AUTHOR NOTE: The Eagle Forum invited Brian O’Shaughnessy, President of the Licensing Executives Society, Steve Susalka, Executive Director of the Association of University Technology Managers and me to speak at a Capitol Hill briefing on Bayh-Dole and related issues last week. This was my message for the Congressional staffers and those working with the new Administration who attended.
Bayh-Dole passed in a time just like this. In 1980 a candidate who was widely derided by the media unexpectedly won the presidency when voters concerned with the direction of the country decided to shake things up. At the time many pundits were writing that America’s best days were behind us and we should resign ourselves to no longer being the leading economic power.
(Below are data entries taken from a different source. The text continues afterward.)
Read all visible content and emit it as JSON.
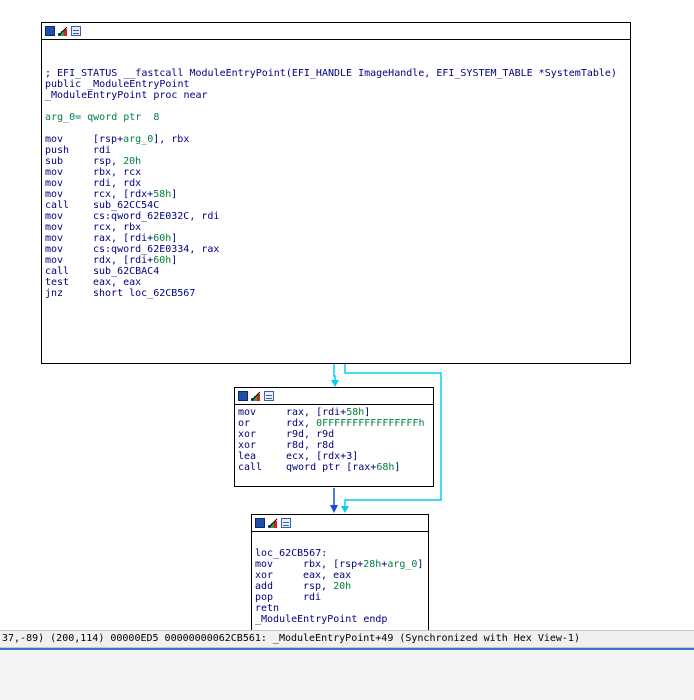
{
  "node1": {
    "comment": "; EFI_STATUS __fastcall ModuleEntryPoint(EFI_HANDLE ImageHandle, EFI_SYSTEM_TABLE *SystemTable)",
    "public_line": "public _ModuleEntryPoint",
    "proc_line": "_ModuleEntryPoint proc near",
    "arg_line": "arg_0= qword ptr  8",
    "instructions": [
      {
        "m": "mov",
        "o": "[rsp+arg_0], rbx"
      },
      {
        "m": "push",
        "o": "rdi"
      },
      {
        "m": "sub",
        "o": "rsp, 20h"
      },
      {
        "m": "mov",
        "o": "rbx, rcx"
      },
      {
        "m": "mov",
        "o": "rdi, rdx"
      },
      {
        "m": "mov",
        "o": "rcx, [rdx+58h]"
      },
      {
        "m": "call",
        "o": "sub_62CC54C"
      },
      {
        "m": "mov",
        "o": "cs:qword_62E032C, rdi"
      },
      {
        "m": "mov",
        "o": "rcx, rbx"
      },
      {
        "m": "mov",
        "o": "rax, [rdi+60h]"
      },
      {
        "m": "mov",
        "o": "cs:qword_62E0334, rax"
      },
      {
        "m": "mov",
        "o": "rdx, [rdi+60h]"
      },
      {
        "m": "call",
        "o": "sub_62CBAC4"
      },
      {
        "m": "test",
        "o": "eax, eax"
      },
      {
        "m": "jnz",
        "o": "short loc_62CB567"
      }
    ]
  },
  "node2": {
    "instructions": [
      {
        "m": "mov",
        "o": "rax, [rdi+58h]"
      },
      {
        "m": "or",
        "o": "rdx, 0FFFFFFFFFFFFFFFFh"
      },
      {
        "m": "xor",
        "o": "r9d, r9d"
      },
      {
        "m": "xor",
        "o": "r8d, r8d"
      },
      {
        "m": "lea",
        "o": "ecx, [rdx+3]"
      },
      {
        "m": "call",
        "o": "qword ptr [rax+68h]"
      }
    ]
  },
  "node3": {
    "label": "loc_62CB567:",
    "instructions": [
      {
        "m": "mov",
        "o": "rbx, [rsp+28h+arg_0]"
      },
      {
        "m": "xor",
        "o": "eax, eax"
      },
      {
        "m": "add",
        "o": "rsp, 20h"
      },
      {
        "m": "pop",
        "o": "rdi"
      },
      {
        "m": "retn",
        "o": ""
      }
    ],
    "endp_line": "_ModuleEntryPoint endp"
  },
  "status_bar": {
    "text": "37,-89) (200,114) 00000ED5 00000000062CB561: _ModuleEntryPoint+49 (Synchronized with Hex View-1)"
  },
  "colors": {
    "edge_true": "#00d0f0",
    "edge_false": "#00d0f0",
    "edge_flow": "#1b4fcf",
    "mnemonic": "#000080",
    "immediate": "#008040"
  },
  "icons": [
    "graph-node-icon",
    "edit-node-icon",
    "text-view-icon"
  ]
}
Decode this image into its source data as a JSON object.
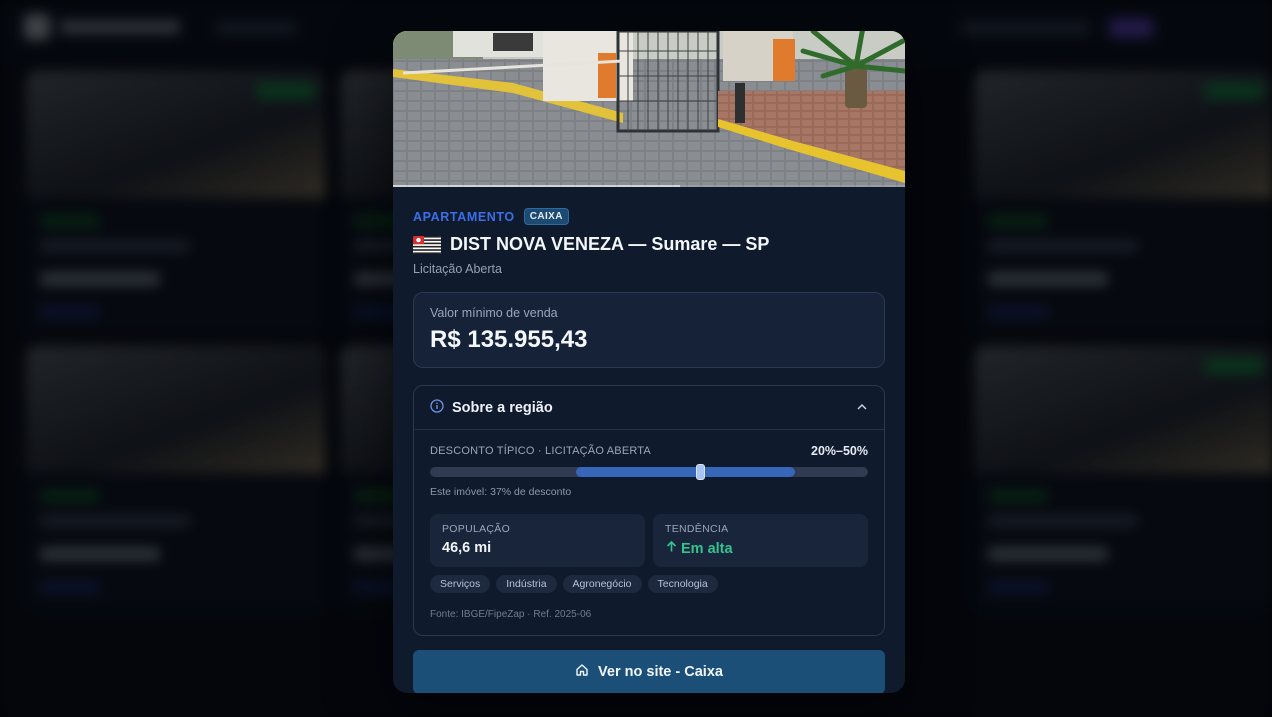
{
  "property": {
    "type_label": "APARTAMENTO",
    "source_badge": "CAIXA",
    "title": "DIST NOVA VENEZA — Sumare — SP",
    "status": "Licitação Aberta"
  },
  "price": {
    "label": "Valor mínimo de venda",
    "value": "R$ 135.955,43"
  },
  "region": {
    "title": "Sobre a região",
    "discount_label": "DESCONTO TÍPICO · LICITAÇÃO ABERTA",
    "discount_range": "20%–50%",
    "typical_range_percent": [
      20,
      50
    ],
    "property_discount_percent": 37,
    "property_note": "Este imóvel: 37% de desconto",
    "stats": [
      {
        "label": "POPULAÇÃO",
        "value": "46,6 mi"
      },
      {
        "label": "TENDÊNCIA",
        "value": "Em alta"
      }
    ],
    "tags": [
      "Serviços",
      "Indústria",
      "Agronegócio",
      "Tecnologia"
    ],
    "source": "Fonte: IBGE/FipeZap · Ref. 2025-06"
  },
  "cta": {
    "label": "Ver no site - Caixa"
  },
  "colors": {
    "accent": "#3b6fe8",
    "trend_up": "#34c38f",
    "cta_bg": "#1b4f78"
  },
  "icons": {
    "region_info": "info-circle-icon",
    "collapse": "chevron-up-icon",
    "trend": "arrow-up-icon",
    "cta": "home-icon",
    "flag": "sao-paulo-flag-icon"
  }
}
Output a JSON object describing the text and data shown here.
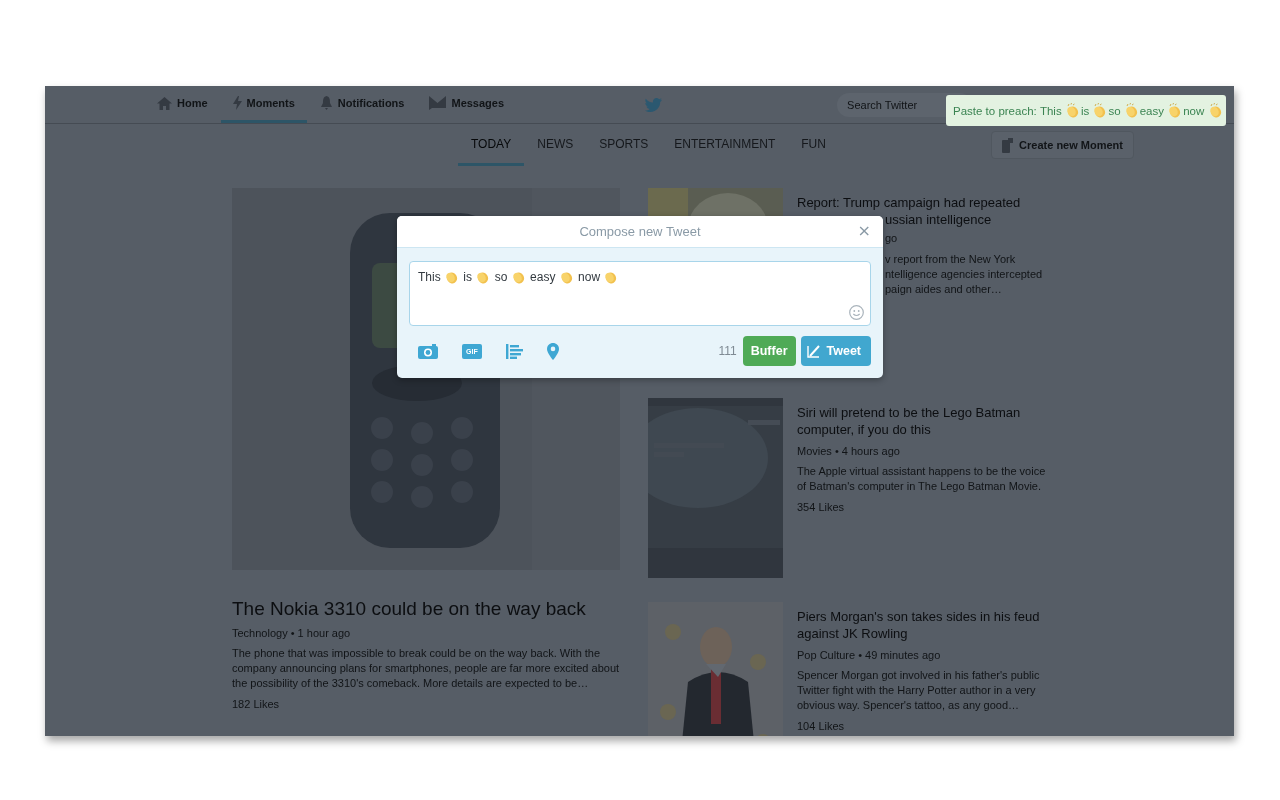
{
  "nav": {
    "items": [
      {
        "label": "Home",
        "selected": false
      },
      {
        "label": "Moments",
        "selected": true
      },
      {
        "label": "Notifications",
        "selected": false
      },
      {
        "label": "Messages",
        "selected": false
      }
    ],
    "search": {
      "placeholder": "Search Twitter"
    }
  },
  "toast": {
    "lead": "Paste to preach:",
    "words": [
      "This",
      "is",
      "so",
      "easy",
      "now"
    ]
  },
  "subnav": {
    "tabs": [
      {
        "label": "TODAY",
        "selected": true
      },
      {
        "label": "NEWS",
        "selected": false
      },
      {
        "label": "SPORTS",
        "selected": false
      },
      {
        "label": "ENTERTAINMENT",
        "selected": false
      },
      {
        "label": "FUN",
        "selected": false
      }
    ],
    "create_button": "Create new Moment"
  },
  "feature": {
    "title": "The Nokia 3310 could be on the way back",
    "meta": "Technology • 1 hour ago",
    "summary": "The phone that was impossible to break could be on the way back. With the company announcing plans for smartphones, people are far more excited about the possibility of the 3310's comeback. More details are expected to be…",
    "likes": "182 Likes"
  },
  "covered_story": {
    "title": "Report: Trump campaign had repeated",
    "title_fragment": "ussian intelligence",
    "meta_fragment": "go",
    "summary_fragments": [
      "v report from the New York",
      "ntelligence agencies intercepted",
      "paign aides and other…"
    ]
  },
  "stories": [
    {
      "title": "Siri will pretend to be the Lego Batman computer, if you do this",
      "meta": "Movies • 4 hours ago",
      "summary": "The Apple virtual assistant happens to be the voice of Batman's computer in The Lego Batman Movie.",
      "likes": "354 Likes"
    },
    {
      "title": "Piers Morgan's son takes sides in his feud against JK Rowling",
      "meta": "Pop Culture • 49 minutes ago",
      "summary": "Spencer Morgan got involved in his father's public Twitter fight with the Harry Potter author in a very obvious way. Spencer's tattoo, as any good…",
      "likes": "104 Likes"
    }
  ],
  "compose": {
    "title": "Compose new Tweet",
    "close": "×",
    "words": [
      "This",
      "is",
      "so",
      "easy",
      "now"
    ],
    "gif_label": "GIF",
    "count": "111",
    "buffer_button": "Buffer",
    "tweet_button": "Tweet"
  }
}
We had widespread unemployment, had lost our lead in traditional industries like cars, electronics and steel and it looked like just a matter of time until we lost the rest. Many of the “best and brightest” said our only hope was to copy the Japanese model where centralized government planners working with dominant companies confidently charted the economic future. They added that the days of “cowboy entrepreneurs” were over.
But we chose a different path. We selected a Jeffersonian model, decentralizing power from Washington while providing incentives to our entrepreneurs and restoring confidence in the patent system. That combination ignited the greatest explosion of innovation in human history.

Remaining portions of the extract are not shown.